Remember that scene at the end of “The Graduate” when Elaine has skipped out on her wedding and fled with Benjamin Braddock on a city bus? The look on their faces — Katharine Ross in her white veil, Dustin Hoffman sweaty and with his hair mussed — said it all: “What in the heck do we do next?”
It’s the same look that ends “Yossi,” Israeli director Eytan Fox’s sequel, 10 years later, to his breakthrough hit “Yossi and Jagger.” But let’s start from the beginning. When “Yossi” opens, the eponymous character, Yossi Guttman (reprised by Ohad Knoller), is asleep in the call room after a long night at the hospital. He’s a middling cardiologist who has never gotten over the loss of his lover and IDF commander Jagger, who in the original film died in his arms after a skirmish in Lebanon. Yossi is lonely, overweight and exhausted. He spends his evenings eating oily takeout, watching porn and looking for one-nighters on online dating sites. His few friends — all of them co-workers — can surmise he’s gay, but he closes himself off so much that nobody knows for sure. Even the nurse who keeps trying to get him to go out on a date can’t get a straight answer about his sexuality. No two ways about it: He’s stuck.
But then he gets a visitor.
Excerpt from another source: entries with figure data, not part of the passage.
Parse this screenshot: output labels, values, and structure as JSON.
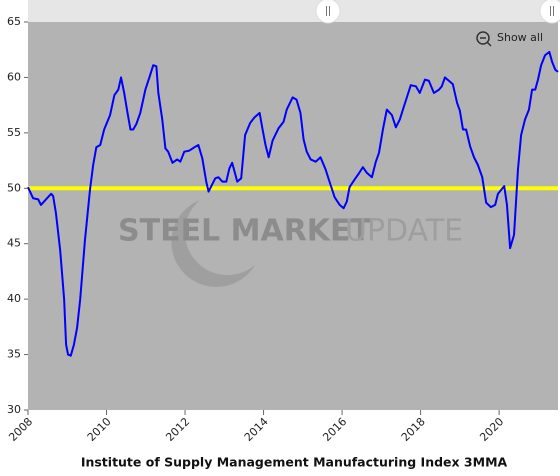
{
  "chart_data": {
    "type": "line",
    "title": "Institute of Supply Management Manufacturing Index 3MMA",
    "watermark": [
      "STEEL MARKET",
      "UPDATE"
    ],
    "button": "Show all",
    "color": "#0000ff",
    "reference_line": {
      "value": 50,
      "color": "#ffff00"
    },
    "x": [
      2008.0,
      2008.13,
      2008.26,
      2008.33,
      2008.51,
      2008.59,
      2008.64,
      2008.71,
      2008.82,
      2008.92,
      2008.97,
      2009.02,
      2009.09,
      2009.17,
      2009.25,
      2009.33,
      2009.45,
      2009.58,
      2009.66,
      2009.74,
      2009.84,
      2009.94,
      2010.09,
      2010.2,
      2010.3,
      2010.37,
      2010.45,
      2010.53,
      2010.61,
      2010.68,
      2010.76,
      2010.86,
      2010.99,
      2011.11,
      2011.19,
      2011.27,
      2011.32,
      2011.42,
      2011.5,
      2011.57,
      2011.68,
      2011.8,
      2011.88,
      2011.98,
      2012.11,
      2012.24,
      2012.34,
      2012.44,
      2012.54,
      2012.6,
      2012.67,
      2012.77,
      2012.85,
      2012.95,
      2013.05,
      2013.13,
      2013.2,
      2013.33,
      2013.43,
      2013.53,
      2013.66,
      2013.77,
      2013.9,
      2013.97,
      2014.05,
      2014.13,
      2014.23,
      2014.38,
      2014.51,
      2014.59,
      2014.74,
      2014.84,
      2014.94,
      2015.02,
      2015.1,
      2015.2,
      2015.33,
      2015.45,
      2015.58,
      2015.68,
      2015.81,
      2015.94,
      2016.04,
      2016.12,
      2016.19,
      2016.32,
      2016.42,
      2016.53,
      2016.63,
      2016.76,
      2016.86,
      2016.94,
      2017.04,
      2017.14,
      2017.27,
      2017.37,
      2017.47,
      2017.55,
      2017.65,
      2017.75,
      2017.88,
      2017.98,
      2018.11,
      2018.21,
      2018.34,
      2018.47,
      2018.54,
      2018.62,
      2018.72,
      2018.82,
      2018.93,
      2019.0,
      2019.08,
      2019.16,
      2019.26,
      2019.36,
      2019.46,
      2019.57,
      2019.67,
      2019.79,
      2019.9,
      2019.97,
      2020.13,
      2020.2,
      2020.28,
      2020.38,
      2020.48,
      2020.56,
      2020.66,
      2020.76,
      2020.84,
      2020.92,
      2020.99,
      2021.07,
      2021.17,
      2021.28,
      2021.35,
      2021.43,
      2021.5
    ],
    "values": [
      50.1,
      49.1,
      49,
      48.5,
      49.2,
      49.5,
      49.3,
      47.8,
      44.4,
      40,
      35.9,
      35,
      34.9,
      35.9,
      37.4,
      40,
      45.3,
      49.9,
      52.1,
      53.7,
      53.9,
      55.3,
      56.6,
      58.4,
      58.9,
      60,
      58.6,
      56.9,
      55.3,
      55.3,
      55.8,
      56.8,
      58.9,
      60.2,
      61.1,
      61,
      58.6,
      56.2,
      53.6,
      53.3,
      52.3,
      52.6,
      52.4,
      53.3,
      53.4,
      53.7,
      53.9,
      52.7,
      50.6,
      49.7,
      50.2,
      50.9,
      51,
      50.6,
      50.6,
      51.8,
      52.3,
      50.6,
      50.9,
      54.8,
      55.9,
      56.4,
      56.8,
      55.4,
      53.9,
      52.8,
      54.3,
      55.4,
      56,
      57.1,
      58.2,
      58,
      56.8,
      54.4,
      53.3,
      52.6,
      52.4,
      52.8,
      51.7,
      50.6,
      49.2,
      48.5,
      48.2,
      48.8,
      50.1,
      50.8,
      51.3,
      51.9,
      51.4,
      51,
      52.4,
      53.2,
      55.3,
      57.1,
      56.6,
      55.5,
      56.2,
      57.1,
      58.2,
      59.3,
      59.2,
      58.6,
      59.8,
      59.7,
      58.6,
      58.9,
      59.2,
      60,
      59.7,
      59.4,
      57.7,
      57,
      55.3,
      55.3,
      53.8,
      52.8,
      52.1,
      51,
      48.7,
      48.3,
      48.5,
      49.5,
      50.2,
      48.5,
      44.6,
      45.8,
      51.7,
      54.8,
      56.2,
      57.1,
      58.9,
      58.9,
      59.8,
      61.1,
      62,
      62.3,
      61.4,
      60.7,
      60.5
    ],
    "xlim": [
      2008,
      2021.5
    ],
    "xticks": [
      2008,
      2010,
      2012,
      2014,
      2016,
      2018,
      2020
    ],
    "ylim": [
      30,
      65
    ],
    "yticks": [
      30,
      35,
      40,
      45,
      50,
      55,
      60,
      65
    ]
  }
}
Jagger’s mother comes in for an exam. Not knowing her connection to the still-mourning Yossi, she tells him about Lior — Jagger’s given name — and eventually he comes clean to Jagger’s parents about their relationship. It’s not an understatement to say that finding out about their son’s love life a decade after his death came as a shock.
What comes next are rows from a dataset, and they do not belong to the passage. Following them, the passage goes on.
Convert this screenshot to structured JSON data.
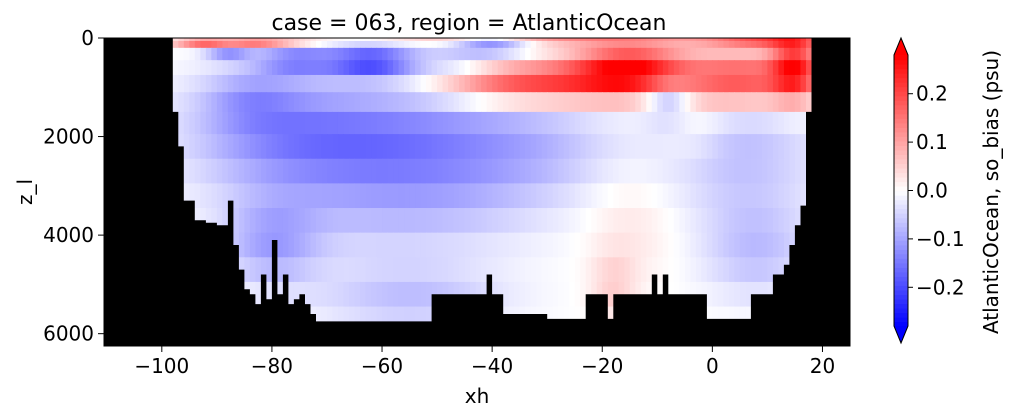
{
  "chart_data": {
    "type": "heatmap",
    "title": "case = 063, region = AtlanticOcean",
    "xlabel": "xh",
    "ylabel": "z_l",
    "xlim": [
      -110.5,
      25
    ],
    "ylim": [
      6250,
      0
    ],
    "y_inverted": true,
    "x_ticks": [
      -100,
      -80,
      -60,
      -40,
      -20,
      0,
      20
    ],
    "x_tick_labels": [
      "−100",
      "−80",
      "−60",
      "−40",
      "−20",
      "0",
      "20"
    ],
    "y_ticks": [
      0,
      2000,
      4000,
      6000
    ],
    "y_tick_labels": [
      "0",
      "2000",
      "4000",
      "6000"
    ],
    "colorbar": {
      "label": "AtlanticOcean, so_bias (psu)",
      "vmin": -0.28,
      "vmax": 0.28,
      "extend": "both",
      "cmap": "bwr",
      "ticks": [
        -0.2,
        -0.1,
        0.0,
        0.1,
        0.2
      ],
      "tick_labels": [
        "−0.2",
        "−0.1",
        "0.0",
        "0.1",
        "0.2"
      ]
    },
    "colors": {
      "mask": "#000000",
      "low": "#0000ff",
      "mid": "#ffffff",
      "high": "#ff0000"
    },
    "layers": [
      {
        "top": 0,
        "bottom": 60
      },
      {
        "top": 60,
        "bottom": 200
      },
      {
        "top": 200,
        "bottom": 450
      },
      {
        "top": 450,
        "bottom": 750
      },
      {
        "top": 750,
        "bottom": 1100
      },
      {
        "top": 1100,
        "bottom": 1500
      },
      {
        "top": 1500,
        "bottom": 1950
      },
      {
        "top": 1950,
        "bottom": 2450
      },
      {
        "top": 2450,
        "bottom": 2950
      },
      {
        "top": 2950,
        "bottom": 3450
      },
      {
        "top": 3450,
        "bottom": 3950
      },
      {
        "top": 3950,
        "bottom": 4450
      },
      {
        "top": 4450,
        "bottom": 4950
      },
      {
        "top": 4950,
        "bottom": 5450
      },
      {
        "top": 5450,
        "bottom": 5950
      },
      {
        "top": 5950,
        "bottom": 6250
      }
    ],
    "bottom_depth": [
      [
        -110.5,
        0
      ],
      [
        -98,
        1500
      ],
      [
        -97,
        2200
      ],
      [
        -96,
        3300
      ],
      [
        -94,
        3700
      ],
      [
        -92,
        3750
      ],
      [
        -90,
        3800
      ],
      [
        -88,
        3300
      ],
      [
        -87,
        4200
      ],
      [
        -86,
        4700
      ],
      [
        -85,
        5100
      ],
      [
        -84,
        5200
      ],
      [
        -83,
        5400
      ],
      [
        -82,
        4800
      ],
      [
        -81,
        5300
      ],
      [
        -80,
        4100
      ],
      [
        -79,
        5200
      ],
      [
        -78,
        4800
      ],
      [
        -77,
        5400
      ],
      [
        -76,
        5300
      ],
      [
        -75,
        5200
      ],
      [
        -74,
        5400
      ],
      [
        -73,
        5600
      ],
      [
        -72,
        5750
      ],
      [
        -60,
        5750
      ],
      [
        -52,
        5750
      ],
      [
        -51,
        5200
      ],
      [
        -45,
        5200
      ],
      [
        -42,
        5200
      ],
      [
        -41,
        4800
      ],
      [
        -40,
        5200
      ],
      [
        -38,
        5600
      ],
      [
        -30,
        5700
      ],
      [
        -24,
        5700
      ],
      [
        -23,
        5200
      ],
      [
        -22,
        5200
      ],
      [
        -20,
        5200
      ],
      [
        -19,
        5700
      ],
      [
        -18,
        5200
      ],
      [
        -12,
        5200
      ],
      [
        -11,
        4800
      ],
      [
        -10,
        5200
      ],
      [
        -9,
        4800
      ],
      [
        -8,
        5200
      ],
      [
        -6,
        5200
      ],
      [
        -2,
        5200
      ],
      [
        -1,
        5700
      ],
      [
        3,
        5700
      ],
      [
        6,
        5700
      ],
      [
        7,
        5200
      ],
      [
        10,
        5200
      ],
      [
        11,
        4800
      ],
      [
        13,
        4600
      ],
      [
        14,
        4200
      ],
      [
        15,
        3800
      ],
      [
        16,
        3400
      ],
      [
        17,
        1500
      ],
      [
        18,
        0
      ],
      [
        25,
        0
      ]
    ],
    "anomaly_features": [
      {
        "x": -62,
        "z": 2100,
        "sx": 14,
        "sz": 700,
        "amp": -0.11
      },
      {
        "x": -80,
        "z": 1900,
        "sx": 12,
        "sz": 800,
        "amp": -0.09
      },
      {
        "x": -45,
        "z": 2300,
        "sx": 12,
        "sz": 900,
        "amp": -0.06
      },
      {
        "x": -30,
        "z": 2200,
        "sx": 10,
        "sz": 700,
        "amp": -0.05
      },
      {
        "x": 5,
        "z": 2300,
        "sx": 10,
        "sz": 900,
        "amp": -0.07
      },
      {
        "x": -62,
        "z": 480,
        "sx": 6,
        "sz": 220,
        "amp": -0.2
      },
      {
        "x": -76,
        "z": 440,
        "sx": 5,
        "sz": 220,
        "amp": -0.12
      },
      {
        "x": -88,
        "z": 220,
        "sx": 3,
        "sz": 140,
        "amp": -0.14
      },
      {
        "x": -40,
        "z": 140,
        "sx": 5,
        "sz": 130,
        "amp": -0.16
      },
      {
        "x": -46,
        "z": 500,
        "sx": 5,
        "sz": 180,
        "amp": -0.05
      },
      {
        "x": -15,
        "z": 650,
        "sx": 7,
        "sz": 350,
        "amp": 0.26
      },
      {
        "x": -28,
        "z": 900,
        "sx": 10,
        "sz": 300,
        "amp": 0.16
      },
      {
        "x": -40,
        "z": 950,
        "sx": 9,
        "sz": 260,
        "amp": 0.1
      },
      {
        "x": 5,
        "z": 850,
        "sx": 8,
        "sz": 380,
        "amp": 0.2
      },
      {
        "x": 15,
        "z": 600,
        "sx": 3,
        "sz": 450,
        "amp": 0.22
      },
      {
        "x": -8,
        "z": 1300,
        "sx": 3,
        "sz": 250,
        "amp": -0.1
      },
      {
        "x": -3,
        "z": 1850,
        "sx": 4,
        "sz": 500,
        "amp": 0.03
      },
      {
        "x": -90,
        "z": 120,
        "sx": 5,
        "sz": 80,
        "amp": 0.22
      },
      {
        "x": -80,
        "z": 100,
        "sx": 6,
        "sz": 80,
        "amp": 0.14
      },
      {
        "x": -30,
        "z": 40,
        "sx": 20,
        "sz": 70,
        "amp": 0.12
      },
      {
        "x": 10,
        "z": 60,
        "sx": 8,
        "sz": 80,
        "amp": 0.18
      },
      {
        "x": -84,
        "z": 1200,
        "sx": 6,
        "sz": 400,
        "amp": -0.06
      },
      {
        "x": -60,
        "z": 3500,
        "sx": 18,
        "sz": 700,
        "amp": -0.06
      },
      {
        "x": -80,
        "z": 4200,
        "sx": 6,
        "sz": 600,
        "amp": -0.09
      },
      {
        "x": -15,
        "z": 3800,
        "sx": 6,
        "sz": 800,
        "amp": 0.03
      },
      {
        "x": -18,
        "z": 5100,
        "sx": 3,
        "sz": 500,
        "amp": 0.05
      },
      {
        "x": -55,
        "z": 5300,
        "sx": 12,
        "sz": 500,
        "amp": -0.07
      },
      {
        "x": 8,
        "z": 4300,
        "sx": 7,
        "sz": 700,
        "amp": -0.07
      }
    ]
  }
}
But the moment finally Yossi decides to do something about his life. On a forced vacation to the Sinai, he picks up a quartet of soldiers on their way to Eilat for a weekend of R&R. One of them, it turns out, is gay. What ensues we’ve seen before. A courtship. A coupling. An awakening. Yes, it’s derivative, and the lights-on/lights-off scene — you know the one where one lover is embarrassed to be seen in the light while the other wants to see — is too rom-com in a drama that elicits few laughs.
But Fox seems to know that unlike “Yossi and Jagger,” which at the time was a shocking revelation but set the stage for Israeli gay film over this past decade, he’s not breaking new ground with the sequel. Doron Eran’s “Melting Away,” the 2011 film that broke the transgender barrier in Israel, can claim that mantle today. But just because “Yossi” doesn’t have high profile of the original doesn’t mean it’s a bad film. Though it is, admittedly, kind of a downer, the acting and direction are still well done. One scene between Yossi and Tom, the young soldier, is a case in point and an allegory for Israel today and the Israel of a decade ago. Where the older, quieter Yossi still hasn’t stopped hiding his sexuality, the younger, more boisterous Tom isn’t afraid of who he is: He flaunts it, his buddies know all about it, and it’s just one of those things they all accept.
So when Yossi has his Benjamin Braddock moment, we can only hope that if we visit him again in 10 years he has aged much more gracefully than he has in the past 10. Without it, the rest of the film would have felt like a waste.